There's nothing new about VR. It may be productized in a new way and we may find more of it entering the home and being accessed online and so on. But I think VR and conventional cinema are two separate things. The whole point of directing a movie is directing an audience's eye to the thing you want them to see, but in a VR environment, they're free to direct themselves. It's a lot more like a video-game environment. Where those two merge, it creates a new art form that's kind of exciting to think about. But it won't have much to do with what you currently experience in a theater.
The actor Viggo Mortensen said recently that he felt Peter Jackson became too enamored with CGI as he was making the Lord of the Rings films, to the point where the spectacle overwhelmed the narrative.
I guess he's not planning on working for Peter again!
But does he have a point?
I think it's deeper than that. It's not that the tech is getting in the way. The tech enables the creativity. That's what people need to understand. The virtual- performance capture we're doing on the Avatar films enables a form of creativity that never would have been possible before, in the same way that the invention of the camera enabled the creation of cinema in the first place. When people first invented photographic film and lenses and all of that, that was an artifice. I'm sure there were theater actors who said, "Oh, all this stuff with all these lights and cameras—get that out of the way and let's go back to pure acting." But that's not what we did. We incorporated acting into a new art form.
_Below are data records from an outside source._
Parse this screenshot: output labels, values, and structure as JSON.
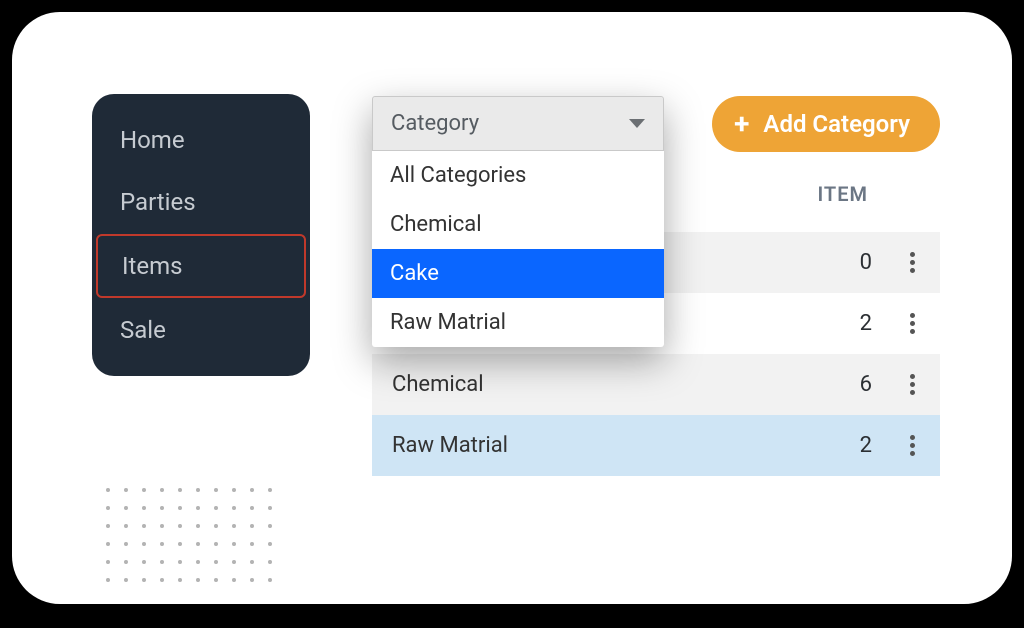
{
  "sidebar": {
    "items": [
      {
        "label": "Home",
        "active": false
      },
      {
        "label": "Parties",
        "active": false
      },
      {
        "label": "Items",
        "active": true
      },
      {
        "label": "Sale",
        "active": false
      }
    ]
  },
  "dropdown": {
    "label": "Category",
    "options": [
      {
        "label": "All Categories",
        "selected": false
      },
      {
        "label": "Chemical",
        "selected": false
      },
      {
        "label": "Cake",
        "selected": true
      },
      {
        "label": "Raw Matrial",
        "selected": false
      }
    ]
  },
  "add_button": {
    "label": "Add Category"
  },
  "table": {
    "header": "ITEM",
    "rows": [
      {
        "label": "",
        "value": 0,
        "highlight": false
      },
      {
        "label": "",
        "value": 2,
        "highlight": false
      },
      {
        "label": "Chemical",
        "value": 6,
        "highlight": false
      },
      {
        "label": "Raw Matrial",
        "value": 2,
        "highlight": true
      }
    ]
  }
}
In terms of exploration, where would you want to go next—into space?
I've had my hand in space exploration for a long time. I wound up on the NASA advisory council [from 2003 to 2005] during one of the most difficult times in its history, but when I realized how dysfunctional that organization is, I shifted my focus to robotic exploration. This country really doesn't have a manned space program anymore—we gave up on it. I don't fault NASA—it's an issue of public and political will. Elon Musk and private enterprise will bring that capability back. In terms of myself going into space? Possibly. But it would be to do something specific. I wouldn't be interested in one of these suborbital hop-up flights. It would have to be orbital and generate something—a 3-D film presumably—that would have something significant to say.
In The Terminator, you envisioned a future in which machines would become self-aware and take over humankind. Thirty years later, how do you think that prophecy holds up?
It's happening. When people are arguing over whether drone aircraft should be able to autonomously take out a human target, you're into Terminator territory. Sit in any airport lounge and look around at the number of people who are hunched over, looking at a device. The machines have already won—just in a way that the Terminator films didn't imagine.
We've talked a lot about technology. What are some analog ways you like to get your creative juices going?
I'm stimulated by what other artists are doing, so I watch other films. Dreams are a great resource for me—I'm constantly getting dream imagery and writing things down. Getting out in nature is inspirational. And I do yoga. That meditative state that you reach at the end of a practice is a good place to free-associate.
People might be surprised to learn that you do yoga.
I wish I'd discovered it 25 years ago! I'd probably be a lot more flexible. But, you know, life is a journey.